Sue Long-Hosek’s first husband was a Vietnam combat veteran who battled post-traumatic stress disorder (PTSD) for more than 40 years before he took his own life.

Long-Hosek was determined that his tragic struggle not be just another story among countless other military veterans who battle demons silently without any hope of overcoming them.

In 2017, she and her husband, Ron Hosek, along with others dedicated to helping veterans with PTSD, planted the seed that has developed into the Pacific Northwest Veterans Alliance, which became a 501(c)3 organization in 2019. They moved into their new space on Hurlburt Avenue in January.

On Thursday, they celebrated with a ribbon-cutting ceremony hosted by the Hermiston Chamber of Commerce.

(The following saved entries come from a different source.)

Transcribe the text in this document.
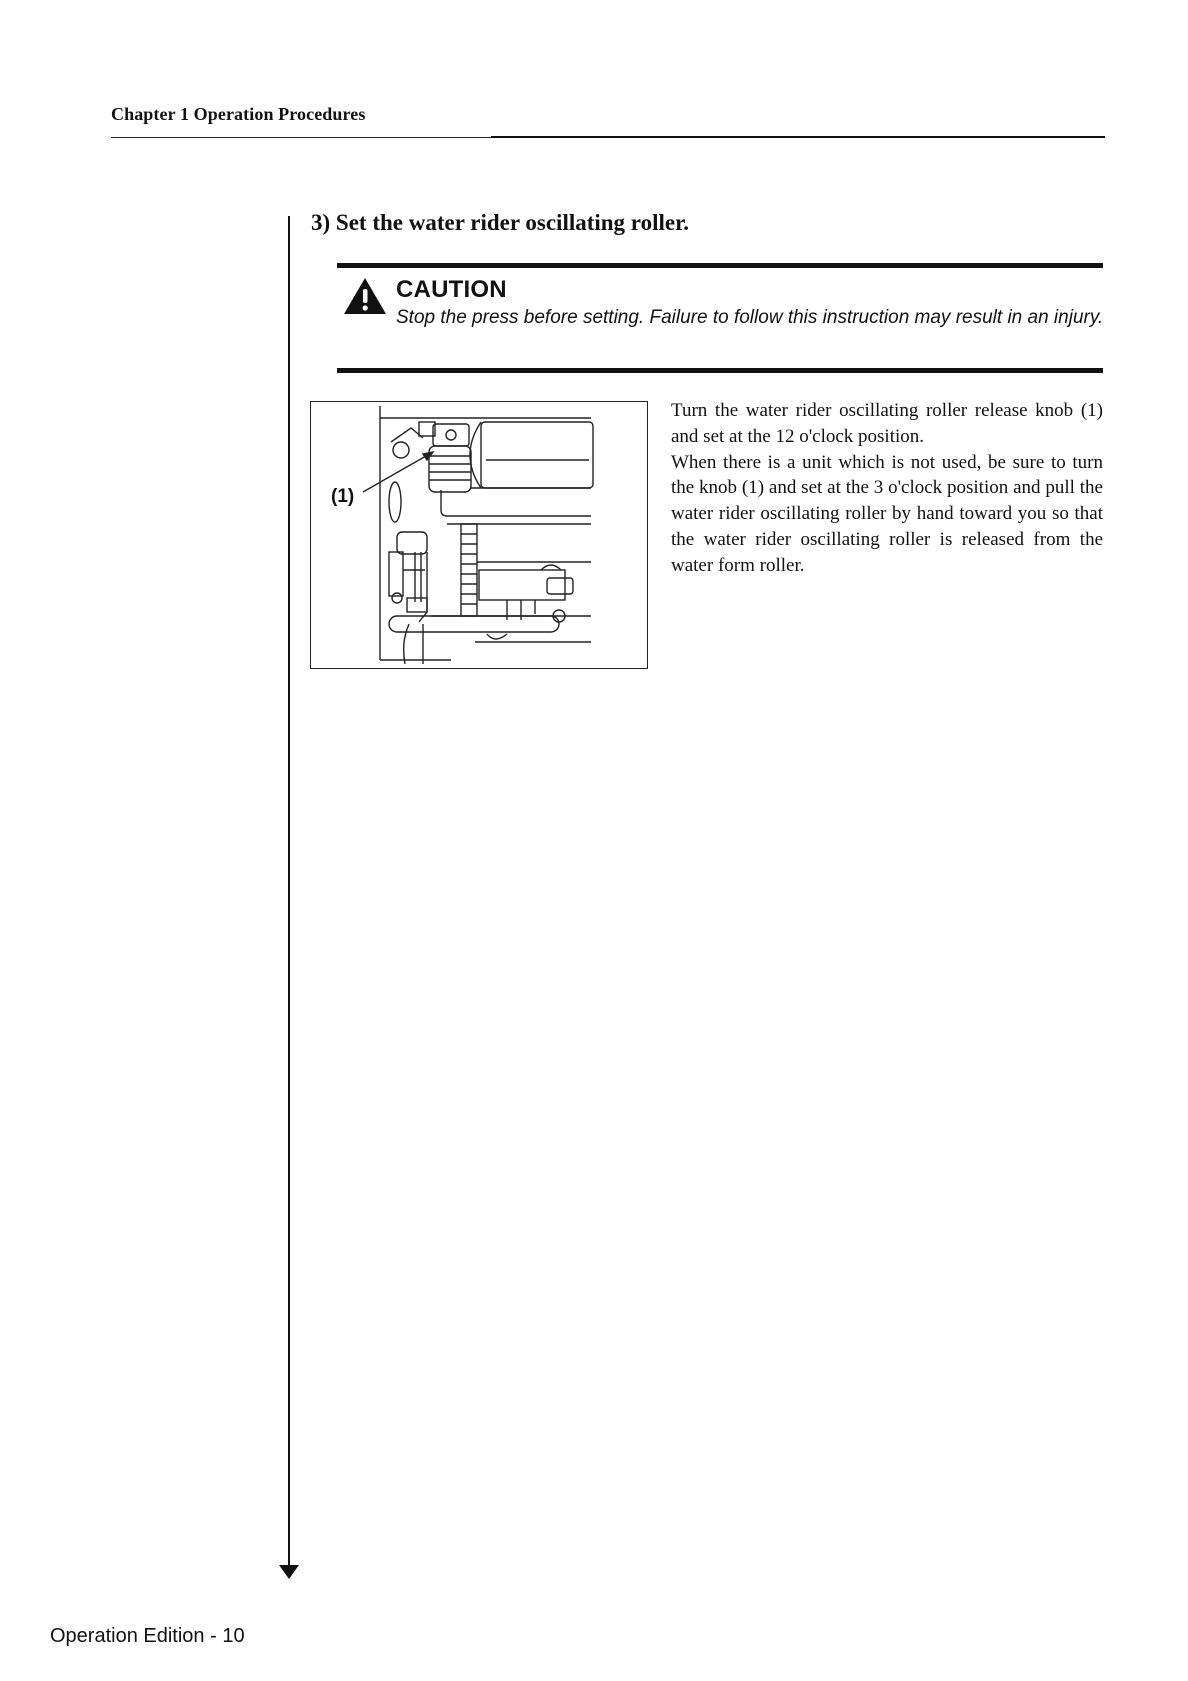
Chapter 1 Operation Procedures
3) Set the water rider oscillating roller.
CAUTION
Stop the press before setting. Failure to follow this instruction may result in an injury.
(1)

Turn the water rider oscillating roller release knob (1) and set at the 12 o'clock position.

When there is a unit which is not used, be sure to turn the knob (1) and set at the 3 o'clock position and pull the water rider oscillating roller by hand toward you so that the water rider oscillating roller is released from the water form roller.

Operation Edition - 10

“We are just honored with the show of support from this community,” Long-Hosek said.

PNW Veterans Alliance is for veterans and their families in Umatilla, Morrow and Union counties. Along with offering support for those with PTSD, the organization also provides assistance with rent, utilities and food, among other needs more difficult to anticipate.

For example, in January PNW Veterans Alliance got a call from a family member of a veteran from Pendleton. He had been hospitalized in Twin Falls when he died. His family had no way of transporting him to Pendleton from Twin Falls. Within 24 hours, PNW Veterans Alliance arranged for them to bring him back home.

The organization is funded primarily through the support Amazon and the Wildhorse Foundation.

“We’ve helped out 10 times more veterans with the support of our sponsors,” said Ron Hosek.

It also hosts an annual funderaiser, the Conrad Skinner Memorial Golf Tournament at Umatilla’s Big River Golf Course, which Ron Hosek co-owns. Vets play for free thanks to a financial contribution from the city of Umatilla.

PNW Veterans Alliance also offers a support group for vets called Dave’s Journey, named after Long-Hosek’s first husband. Vets meet every other month to socialize and offer support to one another.

“Veterans heal veterans when they can sit down and talk,” Sue Long-Hosek said. The next meeting is on March 20 from 7-8 p.m. at the Agape House on Harper Road.

PNW Veterans Alliance has one paid employee, Executive Director Shannon White. Its 10-member board puts in hours of volunteer work.

Long-Hosek said she is overwhelmed by how far they have come in just a few short years.

“This has been a dream of mine and it’s taken all of the help from a lot of people to make it come true,” she said.